After a late start, snow fencing is going up in Penn Forest Township.
During several earlier snowstorms this season, motorists along the Route 903 and Maury Road mountain summit could only wonder what's going on as they drove through drifting snow and could see, in the distance, a neat row of snow fencing lying in the open fields.
According to Ron Young, spokesmen for PennDOT Engineering District 5, "Snow fencing starts going up Nov. 1 and is taken down on April 15. This year, the first storm was mid-October. Our folks have not been able to schedule to get the fence up due to other requirements."
Certain properties adjacent to roads in Penn Forest Township are barren of trees, shrubs and barriers. In the summer, unless they are plantings, runoff problems occur. In the winter, they allow snow to sweep onto the roadways, making them difficult to keep clear.
According to Young, for about 15 years, PennDOT has attempted to lessen this problem by installing snow fences.
"Snow fencing is not mandatory in Pennsylvania," Young noted. "It is at the discretion of each engineering district."

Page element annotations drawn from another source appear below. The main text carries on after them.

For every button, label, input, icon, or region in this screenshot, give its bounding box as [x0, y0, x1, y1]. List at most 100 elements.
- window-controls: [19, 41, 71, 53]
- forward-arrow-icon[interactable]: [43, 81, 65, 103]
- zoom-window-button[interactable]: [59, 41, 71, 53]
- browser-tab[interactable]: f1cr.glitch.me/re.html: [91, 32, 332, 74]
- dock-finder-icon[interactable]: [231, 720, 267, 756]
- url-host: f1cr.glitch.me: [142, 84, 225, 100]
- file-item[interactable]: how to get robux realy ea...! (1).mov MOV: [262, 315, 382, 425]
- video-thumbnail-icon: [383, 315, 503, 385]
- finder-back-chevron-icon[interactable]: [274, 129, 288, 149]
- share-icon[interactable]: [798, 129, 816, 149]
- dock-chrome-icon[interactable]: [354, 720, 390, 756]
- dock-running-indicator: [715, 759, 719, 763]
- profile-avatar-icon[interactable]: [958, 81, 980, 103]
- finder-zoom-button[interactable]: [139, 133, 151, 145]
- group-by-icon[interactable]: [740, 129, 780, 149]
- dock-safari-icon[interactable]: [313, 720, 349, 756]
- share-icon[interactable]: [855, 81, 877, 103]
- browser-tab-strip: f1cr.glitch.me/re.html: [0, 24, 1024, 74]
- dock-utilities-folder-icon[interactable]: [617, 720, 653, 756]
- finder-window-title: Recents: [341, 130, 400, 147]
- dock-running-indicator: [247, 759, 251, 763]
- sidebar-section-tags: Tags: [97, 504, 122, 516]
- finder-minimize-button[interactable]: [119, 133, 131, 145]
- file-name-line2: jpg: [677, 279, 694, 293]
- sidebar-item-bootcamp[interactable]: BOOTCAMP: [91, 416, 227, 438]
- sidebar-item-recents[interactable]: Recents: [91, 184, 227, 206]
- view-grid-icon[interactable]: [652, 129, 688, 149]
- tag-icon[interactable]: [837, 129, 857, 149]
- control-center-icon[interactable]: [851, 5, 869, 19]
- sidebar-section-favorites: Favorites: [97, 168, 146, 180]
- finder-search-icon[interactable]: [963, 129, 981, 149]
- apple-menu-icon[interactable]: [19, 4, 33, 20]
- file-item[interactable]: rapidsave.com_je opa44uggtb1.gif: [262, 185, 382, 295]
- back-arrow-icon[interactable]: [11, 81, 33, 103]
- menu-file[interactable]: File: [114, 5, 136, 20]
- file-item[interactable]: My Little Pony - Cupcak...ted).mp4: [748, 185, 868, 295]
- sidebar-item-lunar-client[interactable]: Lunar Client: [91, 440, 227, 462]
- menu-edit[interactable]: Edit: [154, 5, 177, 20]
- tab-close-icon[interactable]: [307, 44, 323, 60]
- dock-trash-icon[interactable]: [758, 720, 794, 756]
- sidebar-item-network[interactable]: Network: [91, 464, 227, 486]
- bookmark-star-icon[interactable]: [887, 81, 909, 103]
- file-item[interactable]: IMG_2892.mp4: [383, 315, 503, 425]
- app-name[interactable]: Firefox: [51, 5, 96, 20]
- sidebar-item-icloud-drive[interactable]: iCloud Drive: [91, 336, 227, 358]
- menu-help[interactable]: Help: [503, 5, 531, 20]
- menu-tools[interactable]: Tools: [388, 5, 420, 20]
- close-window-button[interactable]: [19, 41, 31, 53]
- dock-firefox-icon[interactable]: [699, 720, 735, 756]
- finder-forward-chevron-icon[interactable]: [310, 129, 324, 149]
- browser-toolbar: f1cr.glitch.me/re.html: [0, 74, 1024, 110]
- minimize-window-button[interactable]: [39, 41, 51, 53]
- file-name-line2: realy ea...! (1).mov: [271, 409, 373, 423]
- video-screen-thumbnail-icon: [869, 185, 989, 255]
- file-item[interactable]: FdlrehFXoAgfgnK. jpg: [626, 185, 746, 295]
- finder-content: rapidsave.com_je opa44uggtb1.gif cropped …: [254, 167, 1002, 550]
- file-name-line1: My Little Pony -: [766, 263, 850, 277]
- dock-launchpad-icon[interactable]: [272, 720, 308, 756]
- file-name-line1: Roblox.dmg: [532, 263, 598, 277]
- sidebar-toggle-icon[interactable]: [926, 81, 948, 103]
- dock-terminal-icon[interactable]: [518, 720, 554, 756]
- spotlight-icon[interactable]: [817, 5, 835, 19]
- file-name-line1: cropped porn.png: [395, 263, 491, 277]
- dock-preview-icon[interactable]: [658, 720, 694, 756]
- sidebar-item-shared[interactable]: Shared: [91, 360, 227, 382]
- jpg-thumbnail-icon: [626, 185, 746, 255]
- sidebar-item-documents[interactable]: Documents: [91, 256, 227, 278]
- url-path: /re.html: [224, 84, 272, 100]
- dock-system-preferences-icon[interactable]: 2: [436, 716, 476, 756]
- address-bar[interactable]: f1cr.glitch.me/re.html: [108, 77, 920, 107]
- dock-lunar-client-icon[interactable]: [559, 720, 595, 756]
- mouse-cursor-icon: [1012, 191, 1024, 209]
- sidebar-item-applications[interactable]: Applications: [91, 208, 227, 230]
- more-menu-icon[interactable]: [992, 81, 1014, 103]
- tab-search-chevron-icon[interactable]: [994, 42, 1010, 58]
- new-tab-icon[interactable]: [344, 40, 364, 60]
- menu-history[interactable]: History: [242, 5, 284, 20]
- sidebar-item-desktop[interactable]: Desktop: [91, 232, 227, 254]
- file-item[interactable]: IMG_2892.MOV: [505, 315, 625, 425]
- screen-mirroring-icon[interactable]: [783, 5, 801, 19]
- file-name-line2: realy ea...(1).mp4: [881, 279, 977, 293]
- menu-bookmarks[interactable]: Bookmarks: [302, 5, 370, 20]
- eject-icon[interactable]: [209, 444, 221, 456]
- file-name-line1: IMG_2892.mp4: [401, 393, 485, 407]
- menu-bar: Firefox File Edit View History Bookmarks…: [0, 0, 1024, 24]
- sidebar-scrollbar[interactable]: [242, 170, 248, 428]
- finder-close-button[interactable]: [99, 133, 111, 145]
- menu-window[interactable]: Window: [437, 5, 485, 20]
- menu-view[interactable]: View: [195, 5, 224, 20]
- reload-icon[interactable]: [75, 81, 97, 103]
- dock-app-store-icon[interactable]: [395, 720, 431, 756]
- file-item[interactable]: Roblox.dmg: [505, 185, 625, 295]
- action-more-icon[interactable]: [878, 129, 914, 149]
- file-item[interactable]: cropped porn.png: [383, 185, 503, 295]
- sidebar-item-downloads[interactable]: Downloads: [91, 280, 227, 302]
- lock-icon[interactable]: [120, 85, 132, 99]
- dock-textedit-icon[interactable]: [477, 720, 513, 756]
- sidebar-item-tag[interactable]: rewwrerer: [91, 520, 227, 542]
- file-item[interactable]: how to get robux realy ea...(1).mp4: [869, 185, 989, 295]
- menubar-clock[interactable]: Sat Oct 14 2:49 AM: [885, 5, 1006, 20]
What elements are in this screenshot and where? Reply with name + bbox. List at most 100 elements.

PennDOT currently uses a wire-tied fence of wooden slats for snow fencing. It is designed so that when the snow blows over the fence, a low pressure area forms on the downstream side of the fence. The particles of snow are sucked into the low pressure area. Because the snow accumulates on the downstream side of the fence, the fence must be set back from the road.
PennDOT tries to work with the landowners where the snow is blowing across the road. Where the property is used for farming, they wait until Nov. 1 to allow sufficient time for the crops to be harvested. This year, it turned out they waited too long. The snow came and between having crews plow the roads, having a buildup of snow on the snow fencing that had been positioned in bundles in the fields, and having a period of intense cold, PennDOT crews got a late start on installing the snow fencing.

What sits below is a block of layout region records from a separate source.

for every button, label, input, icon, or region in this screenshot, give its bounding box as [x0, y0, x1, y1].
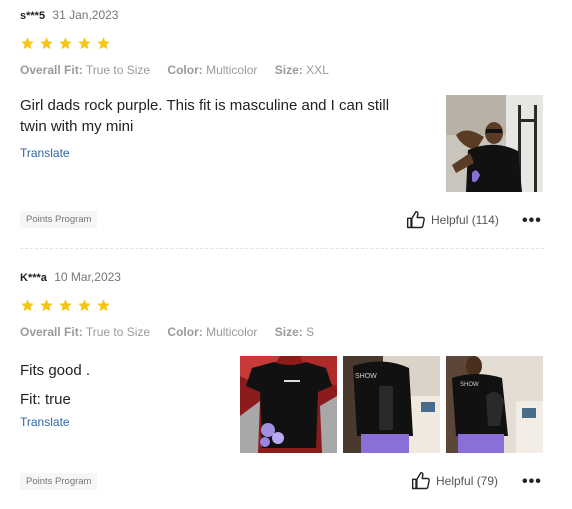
- size-value: S: [306, 325, 315, 339]
- star-rating: [20, 298, 111, 313]
- thumbs-up-icon: [411, 471, 430, 490]
- review-card-2: K***a 10 Mar,2023 Overall Fit: True to S…: [20, 262, 544, 509]
- fit-value: True to Size: [85, 63, 151, 77]
- review-photo[interactable]: SHOW: [446, 356, 543, 453]
- star-icon: [21, 37, 34, 50]
- review-date: 10 Mar,2023: [54, 270, 121, 284]
- review-text-line: Fits good .: [20, 362, 91, 379]
- thumbs-up-icon: [406, 210, 425, 229]
- review-card-1: s***5 31 Jan,2023 Overall Fit: True to S…: [20, 0, 544, 248]
- star-icon: [78, 299, 91, 312]
- star-icon: [40, 299, 53, 312]
- review-text-line: Fit: true: [20, 391, 71, 408]
- translate-link[interactable]: Translate: [20, 415, 70, 429]
- star-icon: [97, 37, 110, 50]
- star-icon: [59, 37, 72, 50]
- more-options-button[interactable]: •••: [522, 213, 542, 229]
- review-photo[interactable]: [240, 356, 337, 453]
- review-photo[interactable]: SHOW: [343, 356, 440, 453]
- review-text: Girl dads rock purple. This fit is mascu…: [20, 95, 389, 137]
- fit-value: True to Size: [85, 325, 151, 339]
- color-value: Multicolor: [206, 325, 258, 339]
- helpful-button[interactable]: Helpful (114): [406, 210, 499, 230]
- review-header: s***5 31 Jan,2023: [20, 8, 118, 22]
- fit-info: Overall Fit: True to Size Color: Multico…: [20, 325, 328, 339]
- star-icon: [21, 299, 34, 312]
- star-icon: [78, 37, 91, 50]
- review-text-line: twin with my mini: [20, 118, 134, 135]
- svg-text:SHOW: SHOW: [460, 382, 479, 388]
- review-photo[interactable]: [446, 95, 543, 192]
- reviewer-name: s***5: [20, 10, 46, 22]
- star-icon: [59, 299, 72, 312]
- color-value: Multicolor: [206, 63, 258, 77]
- review-text-line: Girl dads rock purple. This fit is mascu…: [20, 97, 390, 114]
- points-program-badge: Points Program: [20, 211, 98, 228]
- review-header: K***a 10 Mar,2023: [20, 270, 121, 284]
- helpful-count: Helpful (114): [431, 213, 499, 227]
- size-label: Size:: [274, 325, 303, 339]
- helpful-count: Helpful (79): [436, 474, 499, 488]
- review-divider: [20, 248, 544, 249]
- review-date: 31 Jan,2023: [52, 8, 119, 22]
- color-label: Color:: [167, 325, 203, 339]
- reviewer-name: K***a: [20, 272, 47, 284]
- points-program-badge: Points Program: [20, 473, 98, 490]
- translate-link[interactable]: Translate: [20, 146, 70, 160]
- fit-label: Overall Fit:: [20, 63, 83, 77]
- fit-info: Overall Fit: True to Size Color: Multico…: [20, 63, 343, 77]
- star-rating: [20, 36, 111, 51]
- more-options-button[interactable]: •••: [522, 474, 542, 490]
- star-icon: [40, 37, 53, 50]
- color-label: Color:: [167, 63, 203, 77]
- svg-text:SHOW: SHOW: [355, 373, 377, 380]
- size-label: Size:: [274, 63, 303, 77]
- helpful-button[interactable]: Helpful (79): [411, 471, 498, 491]
- star-icon: [97, 299, 110, 312]
- size-value: XXL: [306, 63, 329, 77]
- fit-label: Overall Fit:: [20, 325, 83, 339]
- review-text: Fits good . Fit: true: [20, 356, 90, 414]
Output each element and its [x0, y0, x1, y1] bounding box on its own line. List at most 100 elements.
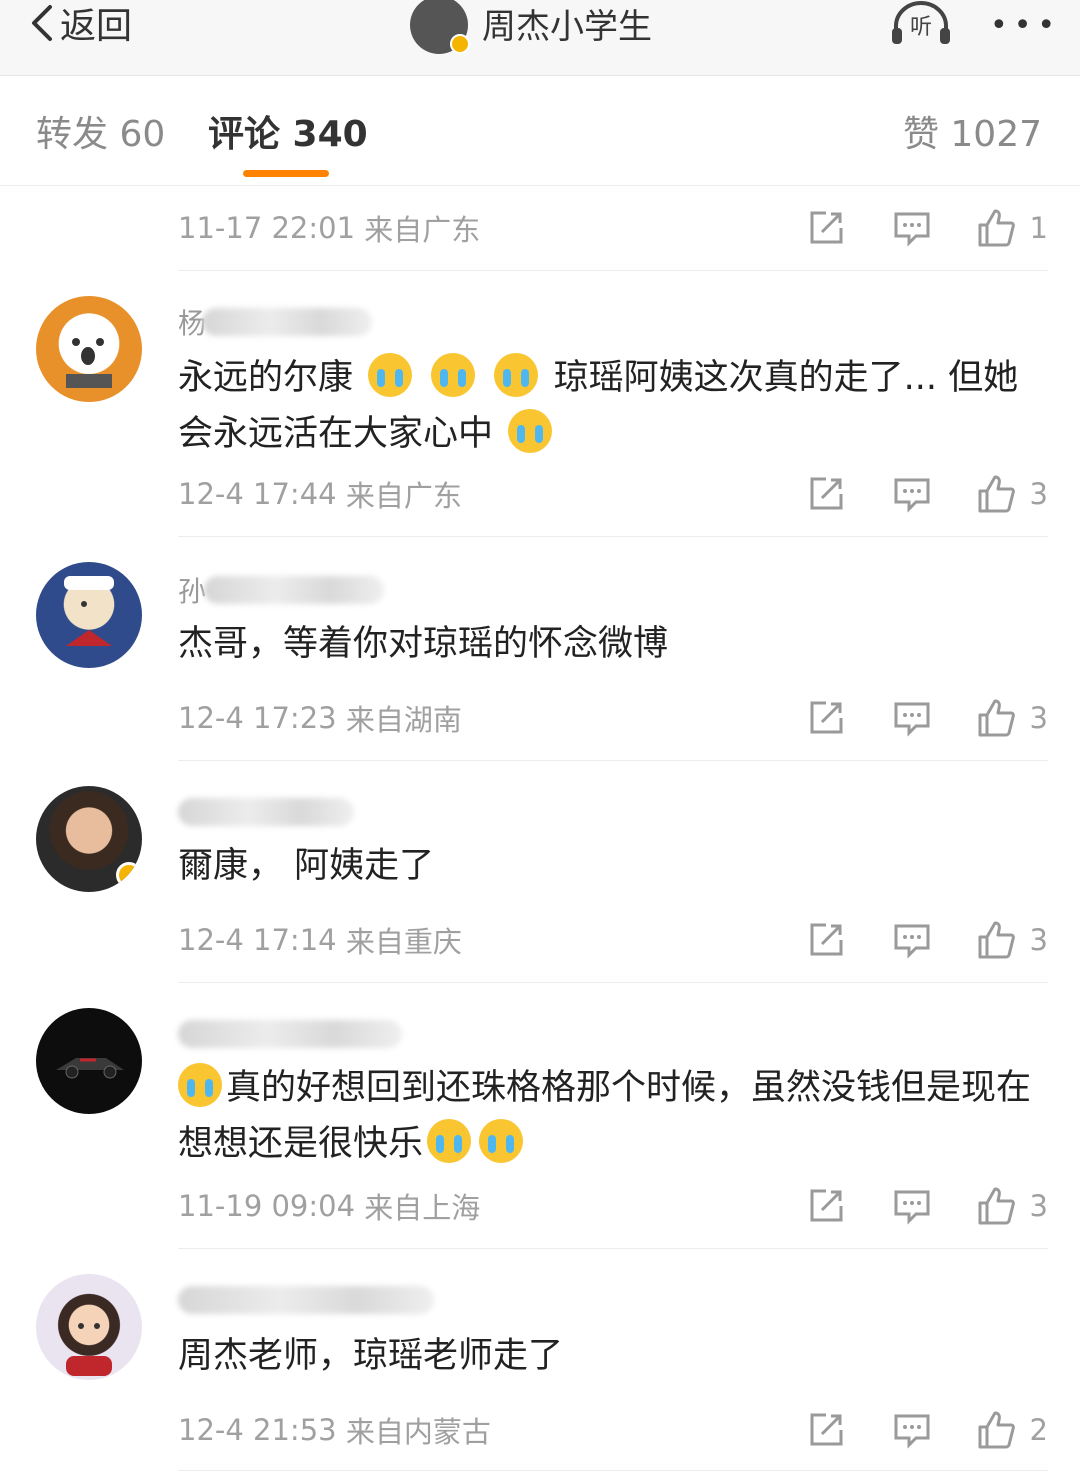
account-title[interactable]: 周杰小学生 — [410, 0, 652, 54]
like-count: 3 — [1029, 477, 1048, 511]
thumbs-up-icon — [978, 1187, 1015, 1225]
repost-button[interactable] — [806, 1186, 846, 1226]
verified-badge-icon — [450, 34, 470, 54]
comment-meta: 12-4 17:44 来自广东 3 — [178, 474, 1048, 514]
comment-time: 12-4 21:53 — [178, 1413, 337, 1447]
reply-button[interactable] — [892, 1186, 932, 1226]
crying-emoji-icon — [368, 353, 413, 397]
commenter-username[interactable]: 杨 — [178, 302, 398, 342]
like-button[interactable]: 1 — [976, 208, 1048, 248]
more-options-button[interactable]: ••• — [990, 8, 1061, 43]
commenter-avatar[interactable] — [36, 786, 142, 892]
commenter-username[interactable]: 孙 — [178, 570, 398, 610]
crying-emoji-icon — [427, 1119, 472, 1163]
comment-bubble-icon — [894, 1190, 930, 1225]
comment-time: 12-4 17:14 — [178, 923, 337, 957]
like-button[interactable]: 3 — [976, 474, 1048, 514]
commenter-username[interactable] — [178, 792, 398, 832]
comment-location: 来自湖南 — [345, 703, 462, 737]
commenter-avatar[interactable] — [36, 1008, 142, 1114]
verified-badge-icon — [116, 862, 142, 888]
comment-meta: 12-4 21:53 来自内蒙古 2 — [178, 1410, 1048, 1450]
cartoon-boy-avatar-icon — [66, 1323, 112, 1376]
tab-likes[interactable]: 赞 1027 — [903, 76, 1042, 186]
comment-text: 杰哥，等着你对琼瑶的怀念微博 — [178, 624, 669, 664]
repost-icon — [810, 211, 843, 244]
repost-button[interactable] — [806, 920, 846, 960]
comment-meta: 12-4 17:23 来自湖南 3 — [178, 698, 1048, 738]
repost-button[interactable] — [806, 698, 846, 738]
crying-emoji-icon — [431, 353, 476, 397]
comment-actions: 1 — [806, 208, 1048, 248]
top-nav-bar: 返回 周杰小学生 听 ••• — [0, 0, 1080, 76]
like-button[interactable]: 3 — [976, 920, 1048, 960]
like-button[interactable]: 3 — [976, 698, 1048, 738]
like-button[interactable]: 3 — [976, 1186, 1048, 1226]
reply-button[interactable] — [892, 920, 932, 960]
comment-meta: 11-17 22:01 来自广东 1 — [178, 208, 1048, 248]
back-button[interactable]: 返回 — [28, 0, 133, 47]
repost-icon — [810, 1189, 843, 1222]
reply-button[interactable] — [892, 208, 932, 248]
comment-location: 来自广东 — [345, 479, 462, 513]
divider — [178, 760, 1048, 761]
comment-meta: 12-4 17:14 来自重庆 3 — [178, 920, 1048, 960]
divider — [178, 1248, 1048, 1249]
repost-icon — [810, 701, 843, 734]
commenter-avatar[interactable] — [36, 1274, 142, 1380]
reply-button[interactable] — [892, 474, 932, 514]
comment-text: 真的好想回到还珠格格那个时候，虽然没钱但是现在想想还是很快乐 — [178, 1060, 1048, 1172]
account-avatar[interactable] — [410, 0, 470, 54]
repost-icon — [810, 477, 843, 510]
listen-headphones-icon[interactable]: 听 — [888, 0, 954, 46]
chevron-left-icon — [32, 5, 52, 41]
listen-label: 听 — [910, 15, 932, 40]
blurred-username — [202, 308, 372, 336]
comment-bubble-icon — [894, 478, 930, 513]
crying-emoji-icon — [479, 1119, 524, 1163]
active-tab-indicator — [243, 170, 329, 177]
back-label: 返回 — [60, 6, 133, 47]
commenter-avatar[interactable] — [36, 562, 142, 668]
blurred-username — [178, 1020, 402, 1048]
thumbs-up-icon — [978, 921, 1015, 959]
thumbs-up-icon — [978, 699, 1015, 737]
commenter-username[interactable] — [178, 1014, 402, 1054]
comment-text: 永远的尔康 琼瑶阿姨这次真的走了... 但她会永远活在大家心中 — [178, 350, 1048, 462]
commenter-avatar[interactable] — [36, 296, 142, 402]
like-count: 3 — [1029, 923, 1048, 957]
like-count: 2 — [1029, 1413, 1048, 1447]
divider — [178, 536, 1048, 537]
reply-button[interactable] — [892, 1410, 932, 1450]
repost-button[interactable] — [806, 208, 846, 248]
comment-bubble-icon — [894, 702, 930, 737]
repost-icon — [810, 923, 843, 956]
reply-button[interactable] — [892, 698, 932, 738]
comment-time: 11-17 22:01 — [178, 211, 356, 245]
comment-location: 来自重庆 — [345, 925, 462, 959]
repost-button[interactable] — [806, 474, 846, 514]
repost-button[interactable] — [806, 1410, 846, 1450]
comment-meta: 11-19 09:04 来自上海 3 — [178, 1186, 1048, 1226]
blurred-username — [178, 798, 354, 826]
crying-emoji-icon — [508, 409, 553, 453]
like-count: 1 — [1029, 211, 1048, 245]
tab-reposts[interactable]: 转发 60 — [36, 76, 165, 186]
thumbs-up-icon — [978, 475, 1015, 513]
comment-text: 周杰老师，琼瑶老师走了 — [178, 1336, 564, 1376]
divider — [178, 270, 1048, 271]
comment-text: 爾康， 阿姨走了 — [178, 846, 435, 886]
crying-emoji-icon — [494, 353, 539, 397]
comment-bubble-icon — [894, 212, 930, 247]
comment-bubble-icon — [894, 924, 930, 959]
divider — [178, 1470, 1048, 1471]
commenter-username[interactable] — [178, 1280, 438, 1320]
dog-avatar-icon — [66, 338, 112, 388]
comment-location: 来自内蒙古 — [345, 1415, 491, 1449]
blurred-username — [204, 576, 384, 604]
like-button[interactable]: 2 — [976, 1410, 1048, 1450]
thumbs-up-icon — [978, 209, 1015, 247]
like-count: 3 — [1029, 1189, 1048, 1223]
comment-location: 来自广东 — [364, 213, 481, 247]
comment-time: 12-4 17:23 — [178, 701, 337, 735]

In the future, PennDOT hopes to work with property owners to establish natural snow fencing such as plantings for residences, and not harvesting several rows of corn on farms. This approach would have the snow barriers in place even if there is an early snowfall while reducing PennDOT's labor to transport, install and remove the fencing.
According to Penn Forest Township, there were reports of poor traction and an accident related to the blowing snow. Young said PennDOT is looking into that, but meanwhile, while the weather has become milder, they are installing the snow fencing.
Young also said the delay in installing the snow fencing had nothing to do with the Pennsylvania budget cuts.
"Our funding is separate from the general budget," he said. "Our income comes from gasoline taxes, vehicle registration fees, and driver's license fees."
Young said that this has been a busy winter season for PennDOT but they are prepared with sufficient salt and aggregate, and a fleet of vehicles for any foreseen snow emergency.